The C35 struggled with reflected light. The late-afternoon sun cast this black fence with a delicious glow. I’d admired it for several days on my drive home from work, and this day with the C35 in my pocket I stopped to photograph it. This isn’t a bad shot, especially after I toned down the highlights in Photoshop. It just doesn’t capture the scene’s warmth. I own cameras that could have captured that glow. Of course, those cameras are large, heavy, and complicated compared to the C35.
I made this photo in downtown Fishers on a cloudy afternoon. I focused on the front bench. Shooting Fujicolor 200 in this light, the camera chose a wider aperture and softened the background just a bit, to a pleasing degree.
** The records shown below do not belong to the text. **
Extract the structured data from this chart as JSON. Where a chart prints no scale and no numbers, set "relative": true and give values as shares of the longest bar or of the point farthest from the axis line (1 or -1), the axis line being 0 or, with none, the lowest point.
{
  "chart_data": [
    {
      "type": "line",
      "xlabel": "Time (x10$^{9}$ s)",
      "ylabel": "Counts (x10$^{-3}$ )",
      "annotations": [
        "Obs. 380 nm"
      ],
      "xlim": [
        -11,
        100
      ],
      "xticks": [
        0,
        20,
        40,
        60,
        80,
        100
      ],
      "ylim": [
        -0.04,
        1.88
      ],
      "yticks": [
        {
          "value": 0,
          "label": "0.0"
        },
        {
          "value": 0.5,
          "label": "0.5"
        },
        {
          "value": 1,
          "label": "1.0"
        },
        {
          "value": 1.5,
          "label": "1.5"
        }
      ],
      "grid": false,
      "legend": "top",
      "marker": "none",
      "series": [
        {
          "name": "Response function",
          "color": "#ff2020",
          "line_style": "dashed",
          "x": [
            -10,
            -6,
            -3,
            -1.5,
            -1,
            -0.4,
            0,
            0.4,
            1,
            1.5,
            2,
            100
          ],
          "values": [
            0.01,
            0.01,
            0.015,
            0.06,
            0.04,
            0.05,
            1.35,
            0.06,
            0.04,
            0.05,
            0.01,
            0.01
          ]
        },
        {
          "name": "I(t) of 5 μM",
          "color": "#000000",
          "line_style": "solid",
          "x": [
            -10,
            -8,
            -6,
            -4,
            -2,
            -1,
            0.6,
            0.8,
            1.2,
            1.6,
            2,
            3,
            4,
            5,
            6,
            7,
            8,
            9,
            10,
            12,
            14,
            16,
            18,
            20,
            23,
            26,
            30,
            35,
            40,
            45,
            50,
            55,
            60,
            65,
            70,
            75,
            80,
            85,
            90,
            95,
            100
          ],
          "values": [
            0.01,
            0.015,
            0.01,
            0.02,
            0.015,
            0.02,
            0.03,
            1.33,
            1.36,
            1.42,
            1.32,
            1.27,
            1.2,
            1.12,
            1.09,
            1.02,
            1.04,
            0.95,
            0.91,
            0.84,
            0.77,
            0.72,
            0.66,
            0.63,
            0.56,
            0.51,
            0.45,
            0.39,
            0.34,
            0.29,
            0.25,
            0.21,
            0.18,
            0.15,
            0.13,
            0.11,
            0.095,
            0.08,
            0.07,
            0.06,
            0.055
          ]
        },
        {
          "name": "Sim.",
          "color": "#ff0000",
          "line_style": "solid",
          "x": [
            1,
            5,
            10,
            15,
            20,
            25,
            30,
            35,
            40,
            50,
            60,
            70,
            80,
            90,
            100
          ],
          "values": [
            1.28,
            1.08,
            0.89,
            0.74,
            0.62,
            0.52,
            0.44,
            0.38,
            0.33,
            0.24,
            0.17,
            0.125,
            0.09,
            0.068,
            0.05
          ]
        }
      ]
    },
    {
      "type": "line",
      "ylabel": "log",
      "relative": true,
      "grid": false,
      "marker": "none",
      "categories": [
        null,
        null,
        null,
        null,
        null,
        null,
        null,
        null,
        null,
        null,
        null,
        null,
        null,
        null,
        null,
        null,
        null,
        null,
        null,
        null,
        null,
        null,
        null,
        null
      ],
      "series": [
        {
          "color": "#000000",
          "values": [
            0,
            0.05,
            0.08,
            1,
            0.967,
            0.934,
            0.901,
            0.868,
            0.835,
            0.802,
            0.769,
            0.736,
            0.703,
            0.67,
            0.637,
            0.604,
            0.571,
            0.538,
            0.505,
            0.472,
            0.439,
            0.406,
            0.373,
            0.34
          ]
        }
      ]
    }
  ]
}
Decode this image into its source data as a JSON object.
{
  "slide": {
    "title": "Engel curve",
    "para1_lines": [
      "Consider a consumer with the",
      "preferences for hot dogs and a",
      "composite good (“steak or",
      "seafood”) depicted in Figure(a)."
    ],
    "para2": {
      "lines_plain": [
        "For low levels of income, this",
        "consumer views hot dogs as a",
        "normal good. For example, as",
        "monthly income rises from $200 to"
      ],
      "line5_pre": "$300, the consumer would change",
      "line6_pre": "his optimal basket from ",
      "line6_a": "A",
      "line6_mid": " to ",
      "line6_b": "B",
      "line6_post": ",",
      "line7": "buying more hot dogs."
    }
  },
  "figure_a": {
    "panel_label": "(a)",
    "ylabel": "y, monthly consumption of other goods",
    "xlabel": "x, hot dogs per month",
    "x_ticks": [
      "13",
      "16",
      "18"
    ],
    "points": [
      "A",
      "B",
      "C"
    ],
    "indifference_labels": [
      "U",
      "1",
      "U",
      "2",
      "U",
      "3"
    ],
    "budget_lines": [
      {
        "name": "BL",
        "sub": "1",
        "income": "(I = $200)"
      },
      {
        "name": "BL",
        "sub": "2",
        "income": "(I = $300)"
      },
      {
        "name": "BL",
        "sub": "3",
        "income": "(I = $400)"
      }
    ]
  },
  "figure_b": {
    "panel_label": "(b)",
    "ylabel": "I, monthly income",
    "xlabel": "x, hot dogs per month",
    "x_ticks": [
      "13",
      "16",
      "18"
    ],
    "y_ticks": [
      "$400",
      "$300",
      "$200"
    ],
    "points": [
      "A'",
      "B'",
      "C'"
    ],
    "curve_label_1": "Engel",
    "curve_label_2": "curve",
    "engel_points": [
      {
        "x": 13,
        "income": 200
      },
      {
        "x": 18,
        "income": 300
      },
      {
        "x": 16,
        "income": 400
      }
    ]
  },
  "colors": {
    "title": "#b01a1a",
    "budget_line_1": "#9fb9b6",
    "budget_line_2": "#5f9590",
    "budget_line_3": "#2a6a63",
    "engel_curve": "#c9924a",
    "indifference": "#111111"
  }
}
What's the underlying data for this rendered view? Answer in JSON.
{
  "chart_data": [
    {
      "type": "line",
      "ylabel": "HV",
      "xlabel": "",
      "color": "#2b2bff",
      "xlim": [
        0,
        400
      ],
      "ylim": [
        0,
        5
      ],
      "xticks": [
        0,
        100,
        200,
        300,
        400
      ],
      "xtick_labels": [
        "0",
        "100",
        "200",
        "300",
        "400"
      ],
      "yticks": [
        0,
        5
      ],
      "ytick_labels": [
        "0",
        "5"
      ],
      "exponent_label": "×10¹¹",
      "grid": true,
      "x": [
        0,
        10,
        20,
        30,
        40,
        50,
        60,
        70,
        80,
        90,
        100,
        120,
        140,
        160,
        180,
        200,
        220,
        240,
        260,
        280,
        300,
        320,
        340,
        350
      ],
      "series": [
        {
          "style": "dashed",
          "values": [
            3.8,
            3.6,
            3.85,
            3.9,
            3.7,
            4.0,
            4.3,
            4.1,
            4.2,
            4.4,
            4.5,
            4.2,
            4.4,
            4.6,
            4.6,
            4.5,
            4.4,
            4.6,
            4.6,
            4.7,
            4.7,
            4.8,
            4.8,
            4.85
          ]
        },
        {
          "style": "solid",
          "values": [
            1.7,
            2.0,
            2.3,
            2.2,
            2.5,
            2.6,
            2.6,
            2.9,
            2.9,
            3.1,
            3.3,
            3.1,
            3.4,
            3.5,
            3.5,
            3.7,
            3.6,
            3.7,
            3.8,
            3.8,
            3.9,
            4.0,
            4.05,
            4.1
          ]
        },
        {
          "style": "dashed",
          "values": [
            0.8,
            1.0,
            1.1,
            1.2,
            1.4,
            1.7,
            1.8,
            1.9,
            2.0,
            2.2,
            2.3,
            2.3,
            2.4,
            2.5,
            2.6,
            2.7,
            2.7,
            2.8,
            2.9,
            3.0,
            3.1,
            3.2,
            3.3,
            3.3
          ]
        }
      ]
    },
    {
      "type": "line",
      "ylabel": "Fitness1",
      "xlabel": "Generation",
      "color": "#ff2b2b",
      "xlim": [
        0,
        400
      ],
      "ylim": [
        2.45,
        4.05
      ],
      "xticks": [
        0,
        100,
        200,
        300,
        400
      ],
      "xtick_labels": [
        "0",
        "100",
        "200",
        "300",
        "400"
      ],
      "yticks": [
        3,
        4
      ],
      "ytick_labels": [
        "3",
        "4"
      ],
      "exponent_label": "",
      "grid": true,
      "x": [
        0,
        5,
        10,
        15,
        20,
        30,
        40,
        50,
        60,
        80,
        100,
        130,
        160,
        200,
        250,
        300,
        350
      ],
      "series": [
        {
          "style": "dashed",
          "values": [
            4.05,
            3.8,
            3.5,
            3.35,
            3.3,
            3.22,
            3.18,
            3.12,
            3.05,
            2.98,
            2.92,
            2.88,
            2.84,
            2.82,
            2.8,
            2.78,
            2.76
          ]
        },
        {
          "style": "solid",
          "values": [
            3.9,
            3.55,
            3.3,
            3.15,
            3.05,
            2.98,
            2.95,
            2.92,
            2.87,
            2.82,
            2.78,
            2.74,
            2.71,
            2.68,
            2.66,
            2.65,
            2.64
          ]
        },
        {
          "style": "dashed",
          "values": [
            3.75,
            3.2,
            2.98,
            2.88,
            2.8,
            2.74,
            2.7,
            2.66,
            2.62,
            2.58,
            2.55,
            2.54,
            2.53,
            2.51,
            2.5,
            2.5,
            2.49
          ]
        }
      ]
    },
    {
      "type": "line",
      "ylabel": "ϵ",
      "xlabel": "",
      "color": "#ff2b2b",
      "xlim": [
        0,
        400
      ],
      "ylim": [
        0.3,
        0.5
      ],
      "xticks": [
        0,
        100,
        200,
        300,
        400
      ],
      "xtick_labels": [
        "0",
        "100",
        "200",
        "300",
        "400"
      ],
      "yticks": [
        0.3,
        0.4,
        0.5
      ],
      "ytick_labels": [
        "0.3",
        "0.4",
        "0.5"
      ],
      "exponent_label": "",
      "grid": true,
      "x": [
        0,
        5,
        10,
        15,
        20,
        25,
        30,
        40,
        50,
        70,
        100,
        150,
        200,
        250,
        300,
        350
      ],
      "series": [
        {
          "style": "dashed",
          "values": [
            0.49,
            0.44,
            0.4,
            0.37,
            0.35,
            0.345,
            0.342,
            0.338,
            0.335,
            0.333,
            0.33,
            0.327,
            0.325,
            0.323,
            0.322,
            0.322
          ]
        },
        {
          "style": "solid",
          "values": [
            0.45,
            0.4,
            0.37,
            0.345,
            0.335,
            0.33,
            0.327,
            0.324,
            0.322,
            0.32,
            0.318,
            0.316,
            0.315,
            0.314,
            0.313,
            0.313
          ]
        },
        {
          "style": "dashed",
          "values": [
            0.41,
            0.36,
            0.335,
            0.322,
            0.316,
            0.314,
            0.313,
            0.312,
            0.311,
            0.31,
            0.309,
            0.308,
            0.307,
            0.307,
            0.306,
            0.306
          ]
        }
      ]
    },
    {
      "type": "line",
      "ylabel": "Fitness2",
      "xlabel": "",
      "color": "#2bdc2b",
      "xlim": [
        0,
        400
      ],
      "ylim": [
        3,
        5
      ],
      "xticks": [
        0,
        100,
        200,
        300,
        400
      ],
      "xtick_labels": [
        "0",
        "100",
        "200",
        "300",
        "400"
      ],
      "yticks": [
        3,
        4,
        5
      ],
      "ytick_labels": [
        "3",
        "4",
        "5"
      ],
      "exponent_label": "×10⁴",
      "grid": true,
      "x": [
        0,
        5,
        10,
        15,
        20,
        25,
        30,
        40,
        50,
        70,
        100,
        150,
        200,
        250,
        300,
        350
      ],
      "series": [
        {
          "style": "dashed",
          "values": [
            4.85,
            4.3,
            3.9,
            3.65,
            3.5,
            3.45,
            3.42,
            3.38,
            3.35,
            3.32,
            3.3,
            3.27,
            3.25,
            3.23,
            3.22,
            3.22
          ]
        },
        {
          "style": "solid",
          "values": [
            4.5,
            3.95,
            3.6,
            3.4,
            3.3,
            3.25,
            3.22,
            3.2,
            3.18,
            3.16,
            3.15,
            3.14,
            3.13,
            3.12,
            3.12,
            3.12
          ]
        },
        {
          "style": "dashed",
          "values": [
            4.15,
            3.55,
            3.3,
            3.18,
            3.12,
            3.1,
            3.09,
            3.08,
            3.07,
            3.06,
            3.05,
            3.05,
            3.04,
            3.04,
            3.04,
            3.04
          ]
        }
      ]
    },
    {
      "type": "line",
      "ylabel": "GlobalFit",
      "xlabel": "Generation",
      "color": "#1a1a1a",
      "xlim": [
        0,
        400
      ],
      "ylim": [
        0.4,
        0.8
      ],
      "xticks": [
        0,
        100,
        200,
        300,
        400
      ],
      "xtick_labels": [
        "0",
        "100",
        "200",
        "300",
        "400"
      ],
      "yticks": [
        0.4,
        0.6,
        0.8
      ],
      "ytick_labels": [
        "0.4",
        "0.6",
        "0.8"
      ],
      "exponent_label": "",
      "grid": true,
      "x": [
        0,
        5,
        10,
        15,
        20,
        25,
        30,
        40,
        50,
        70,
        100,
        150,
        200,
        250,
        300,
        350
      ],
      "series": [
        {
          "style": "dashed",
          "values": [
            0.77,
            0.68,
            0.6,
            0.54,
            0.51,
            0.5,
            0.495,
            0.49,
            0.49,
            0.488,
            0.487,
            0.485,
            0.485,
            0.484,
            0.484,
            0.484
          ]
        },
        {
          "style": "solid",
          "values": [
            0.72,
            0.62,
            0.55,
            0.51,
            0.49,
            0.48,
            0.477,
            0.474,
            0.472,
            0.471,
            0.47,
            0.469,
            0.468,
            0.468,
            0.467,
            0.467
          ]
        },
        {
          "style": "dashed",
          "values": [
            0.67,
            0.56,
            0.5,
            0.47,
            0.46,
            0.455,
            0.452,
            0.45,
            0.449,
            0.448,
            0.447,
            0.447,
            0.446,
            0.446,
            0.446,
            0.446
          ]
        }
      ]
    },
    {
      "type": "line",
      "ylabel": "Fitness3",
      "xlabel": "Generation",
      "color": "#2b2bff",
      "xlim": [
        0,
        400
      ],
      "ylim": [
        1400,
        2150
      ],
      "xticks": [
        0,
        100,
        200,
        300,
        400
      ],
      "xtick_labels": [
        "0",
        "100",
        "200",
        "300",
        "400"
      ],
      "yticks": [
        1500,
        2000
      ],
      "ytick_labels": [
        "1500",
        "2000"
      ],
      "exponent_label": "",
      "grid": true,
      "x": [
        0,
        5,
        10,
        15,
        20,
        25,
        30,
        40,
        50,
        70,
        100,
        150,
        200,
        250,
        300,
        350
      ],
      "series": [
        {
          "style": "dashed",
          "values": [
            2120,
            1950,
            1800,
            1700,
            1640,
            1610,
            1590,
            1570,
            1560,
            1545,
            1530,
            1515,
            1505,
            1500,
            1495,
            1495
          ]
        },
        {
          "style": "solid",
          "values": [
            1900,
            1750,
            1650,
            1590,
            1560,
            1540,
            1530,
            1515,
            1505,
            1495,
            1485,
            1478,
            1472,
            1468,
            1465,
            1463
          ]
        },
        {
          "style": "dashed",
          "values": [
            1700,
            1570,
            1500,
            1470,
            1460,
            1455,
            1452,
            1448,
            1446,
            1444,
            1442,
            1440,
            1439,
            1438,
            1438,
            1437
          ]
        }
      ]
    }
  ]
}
I was lucky to pick up this little rangefinder camera for about 30 bucks a few years ago, as they routinely go for up to $100 in online auctions. While this camera is pleasant enough to use, I couldn’t remotely justify trading a C-note for one.
I gave the C35 some challenging assignments, such as this light sculpture inside the lobby of the office building where I work. I made a similar shot here with my Olympus Stylus Epic Zoom 80 on Tri-X earlier this year. I like it better. See it here.
I was downtown for a work-related event and had the C35 in my coat pocket. The event wrapped late. I wondered if the spotlight illuminating this sign provided enough light for a photograph. It did.
Of course, it’s hard to focus a rangefinder camera in the dark. I love how the C35 rendered the light within the bells of this clock tower, but man, I wish I hadn’t muffed focus.
If you’d like to see more photos from this camera, check out my Konica C35 Automatic gallery here.
My experience shooting this camera was pleasant enough. It’s certainly a breeze to use: in Auto mode it is a focus-and-shoot camera. But as I shot it, I couldn’t shake a strong feeling that if I kept it, I’d probably never shoot it again. I own other capable compacts that I just like better.